Trae Young, the Hawks’ All-Star point guard, has been the biggest question mark on a game-to-game basis. Chalk it up to the league’s reworked rules that seemed to have nerfed most of the tactics Young used to bait fouls last year. Young’s free throw attempts per game are down from 8.7 last season to 5.8 this year. He’s also shooting a career-worst 41 percent from the field and 28.6 percent from deep. Great players always adapt to new rules and Young will inevitably adjust – whether that means finding a new ploy to get his charity attempts back up or just simply finding better shots to increase his efficiency, instead of trying to draw fouls.
Despite Young’s shooting woes, the Hawks are still ranked 10th in offensive rating, but have fallen to 26th in defensive rating.
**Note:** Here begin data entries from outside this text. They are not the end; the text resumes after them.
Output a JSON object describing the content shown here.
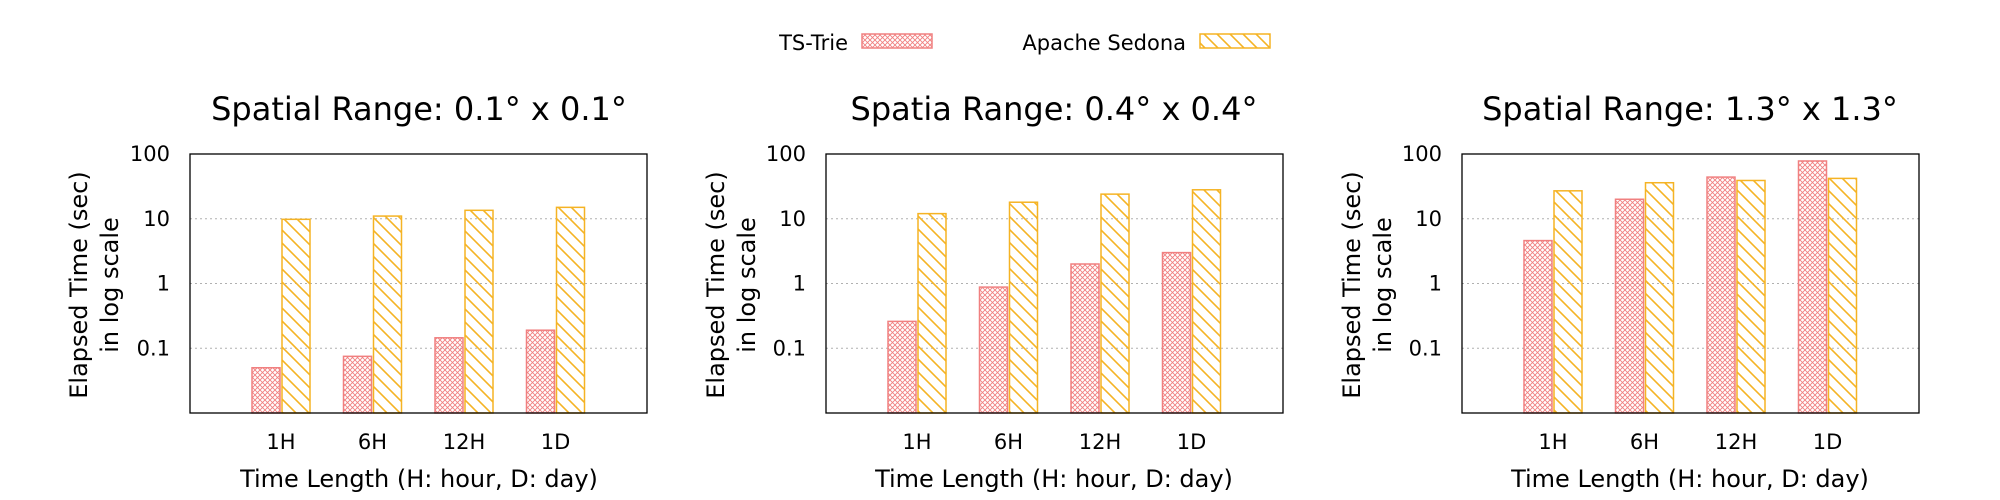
{
  "legend": {
    "placement": "top-center",
    "entries": [
      {
        "label": "TS-Trie",
        "color": "#f08080",
        "pattern": "crosshatch"
      },
      {
        "label": "Apache Sedona",
        "color": "#f5b324",
        "pattern": "diagonal"
      }
    ]
  },
  "chart_data": [
    {
      "type": "bar",
      "title": "Spatial Range: 0.1° x 0.1°",
      "xlabel": "Time Length (H: hour, D: day)",
      "ylabel": [
        "Elapsed Time (sec)",
        "in log scale"
      ],
      "yscale": "log",
      "ylim": [
        0.01,
        100
      ],
      "yticks": [
        100,
        10,
        1,
        0.1
      ],
      "ytick_labels": [
        "100",
        "10",
        "1",
        "0.1"
      ],
      "grid": "horizontal-dotted",
      "categories": [
        "1H",
        "6H",
        "12H",
        "1D"
      ],
      "series": [
        {
          "name": "TS-Trie",
          "values": [
            0.05,
            0.075,
            0.145,
            0.19
          ]
        },
        {
          "name": "Apache Sedona",
          "values": [
            9.8,
            11,
            13.5,
            15
          ]
        }
      ]
    },
    {
      "type": "bar",
      "title": "Spatia Range: 0.4° x 0.4°",
      "xlabel": "Time Length (H: hour, D: day)",
      "ylabel": [
        "Elapsed Time (sec)",
        "in log scale"
      ],
      "yscale": "log",
      "ylim": [
        0.01,
        100
      ],
      "yticks": [
        100,
        10,
        1,
        0.1
      ],
      "ytick_labels": [
        "100",
        "10",
        "1",
        "0.1"
      ],
      "grid": "horizontal-dotted",
      "categories": [
        "1H",
        "6H",
        "12H",
        "1D"
      ],
      "series": [
        {
          "name": "TS-Trie",
          "values": [
            0.26,
            0.88,
            2.0,
            3.0
          ]
        },
        {
          "name": "Apache Sedona",
          "values": [
            12,
            18,
            24,
            28
          ]
        }
      ]
    },
    {
      "type": "bar",
      "title": "Spatial Range: 1.3° x 1.3°",
      "xlabel": "Time Length (H: hour, D: day)",
      "ylabel": [
        "Elapsed Time (sec)",
        "in log scale"
      ],
      "yscale": "log",
      "ylim": [
        0.01,
        100
      ],
      "yticks": [
        100,
        10,
        1,
        0.1
      ],
      "ytick_labels": [
        "100",
        "10",
        "1",
        "0.1"
      ],
      "grid": "horizontal-dotted",
      "categories": [
        "1H",
        "6H",
        "12H",
        "1D"
      ],
      "series": [
        {
          "name": "TS-Trie",
          "values": [
            4.6,
            20,
            44,
            78
          ]
        },
        {
          "name": "Apache Sedona",
          "values": [
            27,
            36,
            39,
            42
          ]
        }
      ]
    }
  ]
}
There’s plenty of room for Atlanta to improve, and they need to start finding their groove soon. They might not be able to afford waiting until the All-Star break again to switch gears with the Eastern Conference loaded from top to bottom.
The Jazz, on the other hand, are still chugging along like the consistent regular-season beasts they’ve been for the past five seasons. They’re third in offensive rating and seventh in defensive rating, making them the third best team by efficiency just behind the Golden State Warriors and the Miami Heat.
Utah, again, is doing all this by shooting a ton of 3s (they lead the league again in 3-pt shot frequency at 49 percent) and by forcing teams out of their best options on defense (they’re seventh in the league in defensive field goal percentage at 43 percent).
Brilliance-by-committee has always been the modus in Utah. Donovan Mitchell and Rudy Gobert are the All-Stars on this team, but their depth is what makes them so hard to beat in the regular season. Jordan Clarkson has been streaky, but he’s carried the Utah offense twice on the road with Mitchell sitting out. Bojan Bogdanovic, Joe Ingles, and Royce O’Neale have been low-key, as usual, but have done all the little things that make this Jazz team work. Even newcomer Hassan Whiteside has found his niche as Gobert’s backup, making sure the Jazz have 48 minutes of solid rim protection and rebounding.
We’re still around six months away from the playoffs so we have to wait six months more until we start questioning whether this Jazz ethos can win playoff games. For now, the Jazz are in their element, crushing teams in the regular season.
Tomorrow’s matchup means a lot more to the Hawks than to the Jazz. A lot of early frustrations could be wiped away with a solid road win against one of the best home teams in the league. Just for the tension, the supreme defense, and perplexed looks at the referees, this Jazz-Hawks game deserves a watch.